Murakami does the same work of destroying, levelling and salting
intellectual empires by stating, in the guise of an elaborate
cloak-and-dagger sci-fi mystery phantasy:

*       Realities come in all kinds of varieties;

*       There is a specific variety of non-standard reality, which people
(not: Murakami) call metaphysics;

*       This parallel reality is actually merged with the common reality,
deviating visibly from that only in specific circumstances;

*       There are rules and axioms and protagonists in metaphysics very
similar to those in common reality (“physics”);

*       If we had different sensory organs, we could perceive parts of the
other (“metaphysical”) reality, possibly losing some perceptions of the
normal reality (if we could sense the Earth’s magnetism, we might not be
able to distinguish some colors: we would live in a different reality);

*        The density of relations in the other variant influences actual
facts in this variant (the density of charge in the parallel world of
relations causes an actual lightning in the world of realised facts; the
density of desire causes space to conflate/merge and people to
synchronise/co-resonate);

*       Both variants are subject to identical axioms of inner consistency
of the sequel being a deduction/corollary of the present: both worlds have
an inner logic, which deviates only partly from the logic of the parallel
world;

*       Time is a recurring element; one who remembers is partly identical
to one who is perceiving/had perceived;

*       The continuity is not really continuous, not even for one and the
same individual;

*       Aside from one global clock, about which we do not speak, there are
local clocks which run at differing speeds;

*       It is possible for the two worlds to merge and to disunite without
any problems, the worlds can /and do/ exist alongside each other;

*       The moral of the story on the example of the protagonist heroes is,
that a full, ideal life includes the knowledge and ability to surf both
waves and to connect with one’s alternate selves, be these laterally or
temporally distinct.

 

Well, of course, a phantasy is a phantasy. Thank God, thank our Kings, thank
our Schools we can well recognise a phantasy from hard-core reality. Heaven
forbid establishing Murakami’s unified dual space-time concept as a credible
and sensible idea of which the time has come. 

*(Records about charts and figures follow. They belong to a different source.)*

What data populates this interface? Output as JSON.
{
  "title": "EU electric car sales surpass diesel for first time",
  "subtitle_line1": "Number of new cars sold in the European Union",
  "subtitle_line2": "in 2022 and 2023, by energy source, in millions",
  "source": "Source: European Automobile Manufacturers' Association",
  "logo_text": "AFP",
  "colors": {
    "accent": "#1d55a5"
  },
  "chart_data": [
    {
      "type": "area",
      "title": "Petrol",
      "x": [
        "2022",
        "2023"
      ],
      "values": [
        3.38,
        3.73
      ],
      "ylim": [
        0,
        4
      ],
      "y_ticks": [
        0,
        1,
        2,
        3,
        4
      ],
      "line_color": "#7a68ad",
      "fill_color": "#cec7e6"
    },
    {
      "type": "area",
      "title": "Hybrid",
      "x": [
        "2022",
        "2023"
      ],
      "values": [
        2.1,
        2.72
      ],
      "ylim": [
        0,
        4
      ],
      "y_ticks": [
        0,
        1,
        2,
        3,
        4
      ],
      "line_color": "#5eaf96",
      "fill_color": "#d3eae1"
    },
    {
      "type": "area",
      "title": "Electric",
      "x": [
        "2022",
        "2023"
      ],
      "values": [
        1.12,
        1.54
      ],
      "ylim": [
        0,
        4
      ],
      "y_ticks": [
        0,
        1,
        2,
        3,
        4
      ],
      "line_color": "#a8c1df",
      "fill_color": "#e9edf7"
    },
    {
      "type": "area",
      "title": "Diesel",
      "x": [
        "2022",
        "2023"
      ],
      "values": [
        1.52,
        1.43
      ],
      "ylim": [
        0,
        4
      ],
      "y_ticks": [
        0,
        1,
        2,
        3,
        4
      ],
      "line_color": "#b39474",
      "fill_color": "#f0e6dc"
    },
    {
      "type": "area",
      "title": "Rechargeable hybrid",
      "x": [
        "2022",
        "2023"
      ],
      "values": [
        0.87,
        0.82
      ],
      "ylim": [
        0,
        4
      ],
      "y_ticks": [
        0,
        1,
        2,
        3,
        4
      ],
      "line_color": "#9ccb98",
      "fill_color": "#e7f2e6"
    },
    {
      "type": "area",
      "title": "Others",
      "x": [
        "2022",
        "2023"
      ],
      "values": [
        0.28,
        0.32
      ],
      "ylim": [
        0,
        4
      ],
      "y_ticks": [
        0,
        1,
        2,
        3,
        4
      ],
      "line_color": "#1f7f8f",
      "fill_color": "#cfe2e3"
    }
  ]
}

Murakami’s idea of the parallel world appears to me like a smear,
lubrication, veil, packaging cellophane foil or skin. It is well attached to
the surface of the factual world, and agglomerates only at times into such
droplets or crumplets which modificate the actual things, all the while
dramatically influencing the properties of the things they lubricate and
separate at the same time. One would hope that time and patient research
will bring to the surface such rational words, connected by rationally
imaginable relations, which support the vision of two narratives running
concurrently: one details what are the facts and one details what are the
expectations, based on the facts so far. The two rhetorical strands could
support Murakami’s vision. In case one had such a story to tell, about facts
and expectations based on facts, one could call that what Murakami calls the
Q-time/space also the information content of the story. This point makes the
literary work a suitable subject for a submission to FIS.

 

Happy and healthy Eastern to you all!